It is one of the industry’s worst-kept secrets that IBM’s open systems virtual tape library or tape emulator runs the same FalconStor Software code that also powers VTLs sold by EMC and Sun Microsystems.
In June IBM will ship a version of its open systems VTL called the TS7520 that will be the first to use 500GB disk drives, and will provide up to 884TB of capacity behind a single VTL presenting up to 512 virtual tape libraries. When IBM adopts 750GB drives, that maximum capacity will go up to 1.3PB. Other new features for the box include iSCSI support and an NDMP interface designed to present a NAS interface.
Last week Dell was the first big supplier to announce availability of the latest fourth generation LTO drives. But as IBM pointed out yesterday, Dell’s LTO4 drives are actually made by IBM.
The IBM-branded versions of the drives will ship at the end of this week, and like the already-shipping Dell units will deliver uncompressed throughput of 120MB per second, up 50% compared to LTO3, with capacity doubled to 800GB.
The new drives will also feature native, wire-speed encryption.
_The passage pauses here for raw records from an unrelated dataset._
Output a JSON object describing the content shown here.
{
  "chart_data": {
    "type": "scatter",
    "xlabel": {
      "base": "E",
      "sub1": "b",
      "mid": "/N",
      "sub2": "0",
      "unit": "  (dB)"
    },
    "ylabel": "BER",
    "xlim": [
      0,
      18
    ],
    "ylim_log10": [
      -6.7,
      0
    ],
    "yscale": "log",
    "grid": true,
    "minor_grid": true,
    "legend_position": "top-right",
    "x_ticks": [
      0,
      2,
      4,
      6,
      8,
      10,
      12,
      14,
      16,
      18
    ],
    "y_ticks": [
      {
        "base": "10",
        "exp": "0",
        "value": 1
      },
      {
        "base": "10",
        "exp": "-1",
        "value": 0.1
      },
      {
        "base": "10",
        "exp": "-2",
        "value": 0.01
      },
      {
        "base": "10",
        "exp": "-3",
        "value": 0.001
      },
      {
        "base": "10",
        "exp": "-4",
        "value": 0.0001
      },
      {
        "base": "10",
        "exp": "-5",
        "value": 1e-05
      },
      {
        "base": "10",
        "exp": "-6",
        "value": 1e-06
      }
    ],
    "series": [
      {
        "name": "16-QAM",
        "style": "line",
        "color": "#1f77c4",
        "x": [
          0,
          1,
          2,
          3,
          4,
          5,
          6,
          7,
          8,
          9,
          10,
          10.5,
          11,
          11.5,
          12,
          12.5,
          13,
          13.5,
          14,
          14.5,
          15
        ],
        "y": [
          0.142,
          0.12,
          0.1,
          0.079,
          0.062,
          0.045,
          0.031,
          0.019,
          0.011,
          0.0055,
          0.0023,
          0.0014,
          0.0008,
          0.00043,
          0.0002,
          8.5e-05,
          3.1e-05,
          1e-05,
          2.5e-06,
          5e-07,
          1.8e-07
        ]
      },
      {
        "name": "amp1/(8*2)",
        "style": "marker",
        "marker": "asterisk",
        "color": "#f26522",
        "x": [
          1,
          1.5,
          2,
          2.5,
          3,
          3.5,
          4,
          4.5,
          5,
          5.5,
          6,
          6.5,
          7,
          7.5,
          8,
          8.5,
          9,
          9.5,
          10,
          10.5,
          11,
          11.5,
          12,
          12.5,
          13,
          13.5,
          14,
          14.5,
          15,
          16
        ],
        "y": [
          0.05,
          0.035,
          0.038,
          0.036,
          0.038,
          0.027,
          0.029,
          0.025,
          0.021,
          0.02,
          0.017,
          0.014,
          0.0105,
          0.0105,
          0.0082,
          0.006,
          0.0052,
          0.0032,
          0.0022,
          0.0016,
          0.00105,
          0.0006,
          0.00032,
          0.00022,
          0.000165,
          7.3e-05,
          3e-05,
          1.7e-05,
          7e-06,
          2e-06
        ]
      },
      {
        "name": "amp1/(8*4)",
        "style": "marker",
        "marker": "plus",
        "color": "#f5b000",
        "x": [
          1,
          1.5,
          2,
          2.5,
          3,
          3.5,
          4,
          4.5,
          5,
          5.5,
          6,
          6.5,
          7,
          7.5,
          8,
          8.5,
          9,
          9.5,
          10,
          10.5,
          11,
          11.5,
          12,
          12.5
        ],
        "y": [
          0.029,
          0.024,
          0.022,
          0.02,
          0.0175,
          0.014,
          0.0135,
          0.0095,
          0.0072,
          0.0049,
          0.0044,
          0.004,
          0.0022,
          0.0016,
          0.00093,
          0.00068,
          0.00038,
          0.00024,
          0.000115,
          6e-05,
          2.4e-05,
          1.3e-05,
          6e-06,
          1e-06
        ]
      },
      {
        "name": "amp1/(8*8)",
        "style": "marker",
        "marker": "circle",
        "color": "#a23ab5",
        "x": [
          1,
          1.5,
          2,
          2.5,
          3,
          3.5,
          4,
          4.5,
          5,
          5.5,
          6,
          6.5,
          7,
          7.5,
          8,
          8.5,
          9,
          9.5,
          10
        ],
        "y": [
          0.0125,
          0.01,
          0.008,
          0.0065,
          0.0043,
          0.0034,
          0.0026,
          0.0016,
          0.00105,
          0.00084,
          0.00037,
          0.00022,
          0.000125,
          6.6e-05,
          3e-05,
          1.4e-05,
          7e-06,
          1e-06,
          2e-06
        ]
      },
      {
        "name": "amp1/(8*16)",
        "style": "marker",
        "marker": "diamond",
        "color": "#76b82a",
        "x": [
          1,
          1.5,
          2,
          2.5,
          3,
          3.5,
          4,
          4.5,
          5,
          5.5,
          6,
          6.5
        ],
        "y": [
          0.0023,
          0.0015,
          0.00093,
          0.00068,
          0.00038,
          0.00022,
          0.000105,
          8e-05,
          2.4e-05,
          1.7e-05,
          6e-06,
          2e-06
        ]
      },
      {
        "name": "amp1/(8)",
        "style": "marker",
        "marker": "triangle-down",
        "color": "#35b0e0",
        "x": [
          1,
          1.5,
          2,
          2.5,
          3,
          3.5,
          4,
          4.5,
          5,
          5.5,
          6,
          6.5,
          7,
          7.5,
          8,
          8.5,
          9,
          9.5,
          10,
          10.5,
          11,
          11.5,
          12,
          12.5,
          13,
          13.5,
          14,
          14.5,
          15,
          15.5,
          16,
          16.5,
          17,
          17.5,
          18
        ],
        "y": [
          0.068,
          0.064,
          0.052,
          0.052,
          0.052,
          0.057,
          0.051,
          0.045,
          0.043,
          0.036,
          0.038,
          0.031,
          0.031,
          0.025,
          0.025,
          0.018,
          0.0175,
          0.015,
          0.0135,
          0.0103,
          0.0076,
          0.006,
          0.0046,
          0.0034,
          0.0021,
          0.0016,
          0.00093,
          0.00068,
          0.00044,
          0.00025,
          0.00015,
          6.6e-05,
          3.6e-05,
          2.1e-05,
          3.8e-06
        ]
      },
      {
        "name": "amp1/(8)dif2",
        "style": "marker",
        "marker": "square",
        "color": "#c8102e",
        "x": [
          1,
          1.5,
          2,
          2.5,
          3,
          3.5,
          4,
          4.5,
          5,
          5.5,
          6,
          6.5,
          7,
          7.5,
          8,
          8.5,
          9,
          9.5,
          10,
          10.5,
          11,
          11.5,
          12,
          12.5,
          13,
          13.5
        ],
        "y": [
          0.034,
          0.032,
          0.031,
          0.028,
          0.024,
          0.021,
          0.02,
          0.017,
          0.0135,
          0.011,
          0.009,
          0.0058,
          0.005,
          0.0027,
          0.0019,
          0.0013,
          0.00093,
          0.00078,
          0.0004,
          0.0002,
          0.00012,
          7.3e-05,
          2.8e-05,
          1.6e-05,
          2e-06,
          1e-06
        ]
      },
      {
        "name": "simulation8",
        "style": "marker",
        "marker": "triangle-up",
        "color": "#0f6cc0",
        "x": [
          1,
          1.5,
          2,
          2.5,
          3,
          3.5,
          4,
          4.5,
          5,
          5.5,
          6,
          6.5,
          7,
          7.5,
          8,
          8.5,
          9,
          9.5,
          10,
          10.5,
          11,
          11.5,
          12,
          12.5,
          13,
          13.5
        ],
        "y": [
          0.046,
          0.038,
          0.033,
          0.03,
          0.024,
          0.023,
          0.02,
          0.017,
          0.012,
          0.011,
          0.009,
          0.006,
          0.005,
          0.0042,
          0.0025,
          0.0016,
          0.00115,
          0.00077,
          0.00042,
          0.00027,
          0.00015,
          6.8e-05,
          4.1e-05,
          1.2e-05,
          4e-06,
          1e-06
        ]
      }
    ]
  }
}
IBM says that in June it will ship software that will perform the critical task of managing the encryption keys that this process will generate. The software will be a modified version of the portable Java-based Encryption Key Manager code that IBM first developed to work with its TS1120 mainframe encrypting tape drives that it launched last year.
IBM also said that it will launch a file system gateway to be used as a front-end to its DR550 disk archive. The gateway provides tape encryption support and data shredding, with the latter presumably involving encryption of data using a key that has been thrown away even before the process has started.